Not sure it would be of as much benefit on a 600, but on a 450 it could work. Making a custom head for a single would also be a lot easier than for a 4cyl. i suspect this is probably one of those things that goes into the category of "I wish it was a little easier, a little cheaper, and a little more worthwhile doing this," along with custom made engines, CVT/IVTs, fully active suspension, etc. Do-able but the ROI would be very low in FSAE.

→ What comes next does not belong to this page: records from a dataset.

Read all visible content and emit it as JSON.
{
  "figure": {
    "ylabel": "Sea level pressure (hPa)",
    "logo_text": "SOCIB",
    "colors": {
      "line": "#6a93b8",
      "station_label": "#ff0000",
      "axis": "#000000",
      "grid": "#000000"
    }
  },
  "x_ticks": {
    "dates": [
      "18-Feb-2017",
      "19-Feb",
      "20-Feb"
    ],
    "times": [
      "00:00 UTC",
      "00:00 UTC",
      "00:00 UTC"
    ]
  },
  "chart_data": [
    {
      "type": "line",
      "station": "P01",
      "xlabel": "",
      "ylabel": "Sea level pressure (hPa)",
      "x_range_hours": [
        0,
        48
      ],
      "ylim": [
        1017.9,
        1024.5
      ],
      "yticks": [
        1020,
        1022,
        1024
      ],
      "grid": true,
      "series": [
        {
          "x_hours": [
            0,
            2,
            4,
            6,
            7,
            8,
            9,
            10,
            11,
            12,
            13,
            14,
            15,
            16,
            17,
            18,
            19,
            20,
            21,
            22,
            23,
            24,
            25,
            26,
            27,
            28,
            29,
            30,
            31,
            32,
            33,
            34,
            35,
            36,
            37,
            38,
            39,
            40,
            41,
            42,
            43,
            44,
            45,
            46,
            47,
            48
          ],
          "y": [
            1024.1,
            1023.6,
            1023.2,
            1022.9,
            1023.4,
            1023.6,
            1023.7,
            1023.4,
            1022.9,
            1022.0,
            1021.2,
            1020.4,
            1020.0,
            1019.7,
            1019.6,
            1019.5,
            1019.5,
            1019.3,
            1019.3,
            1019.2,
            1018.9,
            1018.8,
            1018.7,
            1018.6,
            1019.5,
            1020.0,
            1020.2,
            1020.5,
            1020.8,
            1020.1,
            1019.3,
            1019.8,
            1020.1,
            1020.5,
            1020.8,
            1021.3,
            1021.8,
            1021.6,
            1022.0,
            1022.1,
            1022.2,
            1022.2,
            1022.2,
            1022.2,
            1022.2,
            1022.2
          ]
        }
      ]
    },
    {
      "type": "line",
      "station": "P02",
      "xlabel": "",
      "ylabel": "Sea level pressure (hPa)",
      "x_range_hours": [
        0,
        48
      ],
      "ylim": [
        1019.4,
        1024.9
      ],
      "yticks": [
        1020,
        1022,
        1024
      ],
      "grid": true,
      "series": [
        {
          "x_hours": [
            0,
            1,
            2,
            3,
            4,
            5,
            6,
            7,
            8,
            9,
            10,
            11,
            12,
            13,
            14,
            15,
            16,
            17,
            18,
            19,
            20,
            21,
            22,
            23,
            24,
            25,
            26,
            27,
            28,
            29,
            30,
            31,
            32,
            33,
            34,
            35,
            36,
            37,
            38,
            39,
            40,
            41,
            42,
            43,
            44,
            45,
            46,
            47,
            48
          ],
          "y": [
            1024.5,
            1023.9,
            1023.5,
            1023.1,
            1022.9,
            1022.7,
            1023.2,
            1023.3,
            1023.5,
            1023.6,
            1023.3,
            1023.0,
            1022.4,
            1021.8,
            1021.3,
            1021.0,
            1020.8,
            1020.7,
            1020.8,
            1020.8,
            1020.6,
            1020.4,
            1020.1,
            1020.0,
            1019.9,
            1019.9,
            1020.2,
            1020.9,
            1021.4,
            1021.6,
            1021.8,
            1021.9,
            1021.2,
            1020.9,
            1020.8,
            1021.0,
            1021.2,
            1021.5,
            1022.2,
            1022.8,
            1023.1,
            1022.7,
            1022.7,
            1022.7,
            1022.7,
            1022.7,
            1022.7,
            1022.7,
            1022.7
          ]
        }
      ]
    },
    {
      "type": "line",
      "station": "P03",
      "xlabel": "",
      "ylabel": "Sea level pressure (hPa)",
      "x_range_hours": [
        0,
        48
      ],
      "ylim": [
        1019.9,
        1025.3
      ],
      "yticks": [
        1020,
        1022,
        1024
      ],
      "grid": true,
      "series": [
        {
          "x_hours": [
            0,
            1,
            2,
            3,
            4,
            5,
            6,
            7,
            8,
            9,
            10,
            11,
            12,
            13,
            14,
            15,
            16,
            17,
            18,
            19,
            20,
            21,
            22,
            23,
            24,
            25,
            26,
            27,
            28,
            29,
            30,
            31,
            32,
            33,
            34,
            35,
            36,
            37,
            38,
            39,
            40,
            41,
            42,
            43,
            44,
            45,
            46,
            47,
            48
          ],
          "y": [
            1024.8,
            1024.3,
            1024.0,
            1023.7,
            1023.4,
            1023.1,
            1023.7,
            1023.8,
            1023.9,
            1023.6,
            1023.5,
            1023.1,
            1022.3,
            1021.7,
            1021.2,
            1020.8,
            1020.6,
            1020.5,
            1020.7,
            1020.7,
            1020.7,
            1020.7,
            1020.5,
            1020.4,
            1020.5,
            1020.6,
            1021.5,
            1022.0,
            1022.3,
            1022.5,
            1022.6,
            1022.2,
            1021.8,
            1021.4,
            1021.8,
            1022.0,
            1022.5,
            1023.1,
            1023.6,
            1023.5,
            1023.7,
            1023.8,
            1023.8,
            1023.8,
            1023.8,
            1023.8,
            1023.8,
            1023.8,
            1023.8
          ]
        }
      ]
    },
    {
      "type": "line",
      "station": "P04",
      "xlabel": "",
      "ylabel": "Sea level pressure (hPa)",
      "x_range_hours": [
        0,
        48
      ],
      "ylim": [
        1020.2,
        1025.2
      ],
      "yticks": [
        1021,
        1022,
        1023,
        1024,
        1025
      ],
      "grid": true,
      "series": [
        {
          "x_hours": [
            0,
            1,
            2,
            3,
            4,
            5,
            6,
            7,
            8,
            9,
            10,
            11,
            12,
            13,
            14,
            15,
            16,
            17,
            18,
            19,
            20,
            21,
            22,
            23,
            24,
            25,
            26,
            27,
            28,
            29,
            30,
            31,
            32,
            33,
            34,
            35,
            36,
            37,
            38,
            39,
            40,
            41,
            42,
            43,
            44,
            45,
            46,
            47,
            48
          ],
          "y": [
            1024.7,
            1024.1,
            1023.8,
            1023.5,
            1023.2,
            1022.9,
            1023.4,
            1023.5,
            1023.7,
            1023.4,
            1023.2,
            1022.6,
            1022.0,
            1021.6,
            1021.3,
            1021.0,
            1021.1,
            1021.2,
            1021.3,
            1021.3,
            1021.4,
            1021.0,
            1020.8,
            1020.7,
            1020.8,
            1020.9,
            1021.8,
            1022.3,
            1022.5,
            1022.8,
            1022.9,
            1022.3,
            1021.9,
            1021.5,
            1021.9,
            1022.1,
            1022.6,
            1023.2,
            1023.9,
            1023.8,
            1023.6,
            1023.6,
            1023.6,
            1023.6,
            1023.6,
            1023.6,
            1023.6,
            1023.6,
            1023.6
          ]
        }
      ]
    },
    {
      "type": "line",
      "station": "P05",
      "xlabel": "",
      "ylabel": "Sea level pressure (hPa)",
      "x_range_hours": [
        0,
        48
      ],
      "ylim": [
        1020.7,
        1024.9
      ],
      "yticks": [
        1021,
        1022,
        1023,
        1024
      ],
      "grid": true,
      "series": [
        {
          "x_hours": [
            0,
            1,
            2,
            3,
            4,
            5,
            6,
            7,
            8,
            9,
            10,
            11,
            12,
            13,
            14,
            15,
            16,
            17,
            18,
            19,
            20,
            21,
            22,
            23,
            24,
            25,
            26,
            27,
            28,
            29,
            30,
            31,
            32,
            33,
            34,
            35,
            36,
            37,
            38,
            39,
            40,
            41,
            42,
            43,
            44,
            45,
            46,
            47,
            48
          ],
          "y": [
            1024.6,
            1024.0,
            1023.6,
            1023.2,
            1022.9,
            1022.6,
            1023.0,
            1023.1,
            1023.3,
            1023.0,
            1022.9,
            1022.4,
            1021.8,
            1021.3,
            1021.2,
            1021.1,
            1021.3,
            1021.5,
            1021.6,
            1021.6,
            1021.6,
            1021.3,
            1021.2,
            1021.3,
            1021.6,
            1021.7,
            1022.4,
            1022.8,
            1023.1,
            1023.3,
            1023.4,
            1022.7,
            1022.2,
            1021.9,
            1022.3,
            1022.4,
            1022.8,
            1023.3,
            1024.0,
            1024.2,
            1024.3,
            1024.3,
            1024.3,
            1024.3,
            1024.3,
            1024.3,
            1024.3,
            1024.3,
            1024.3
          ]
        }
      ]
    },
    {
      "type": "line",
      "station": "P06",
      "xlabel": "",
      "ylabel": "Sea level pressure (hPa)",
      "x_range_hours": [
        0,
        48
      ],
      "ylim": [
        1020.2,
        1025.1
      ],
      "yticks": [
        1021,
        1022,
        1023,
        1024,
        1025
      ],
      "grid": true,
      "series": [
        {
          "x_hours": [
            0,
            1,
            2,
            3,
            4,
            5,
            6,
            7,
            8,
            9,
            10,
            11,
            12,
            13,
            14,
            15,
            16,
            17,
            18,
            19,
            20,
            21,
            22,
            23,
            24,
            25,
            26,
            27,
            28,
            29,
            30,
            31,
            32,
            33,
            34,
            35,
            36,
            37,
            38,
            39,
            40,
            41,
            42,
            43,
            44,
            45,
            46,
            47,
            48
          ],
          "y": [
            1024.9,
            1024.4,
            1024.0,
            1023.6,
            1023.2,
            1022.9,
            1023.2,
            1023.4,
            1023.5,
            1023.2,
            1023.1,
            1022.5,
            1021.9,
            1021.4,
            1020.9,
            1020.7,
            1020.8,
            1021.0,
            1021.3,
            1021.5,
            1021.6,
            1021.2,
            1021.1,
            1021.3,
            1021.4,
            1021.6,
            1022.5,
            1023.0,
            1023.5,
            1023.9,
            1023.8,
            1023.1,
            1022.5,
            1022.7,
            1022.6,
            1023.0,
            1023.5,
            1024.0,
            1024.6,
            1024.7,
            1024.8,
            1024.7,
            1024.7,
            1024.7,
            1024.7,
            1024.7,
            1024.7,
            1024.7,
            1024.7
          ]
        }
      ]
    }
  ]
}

A team that can combine all the things in that category with total effectiveness, no reliability issues (nigh on impossible) and well trained drivers, would probably win all dynamic events, although not by as much as some might think. But pay the price in cost. Design judges may or may not be enthusiastic about the amount of effort involved relative to the performance gains.

Originally posted by Dunk Mckay:
Not sure it would be of as much benefit on a 600, but on a 450 it could work. Making a custom head for a single would also be a lot easier than for a 4cyl. i suspect this is probably one of those things that goes into the category of "I wish it was a little easier, a little cheaper, and a little more worthwhile doing this," along with custom made engines, CVT/IVTs, fully active suspension, etc. Do-able but the ROI would be very low in FSAE.

A team that can combine all the things in that category with total effectiveness, no reliability issues (nigh on impossible) and well trained drivers, would probably win all dynamic events, although not by as much as some might think. But pay the price in cost. Design judges may or may not be enthusiastic about the amount of effort involved relative to the performance gains.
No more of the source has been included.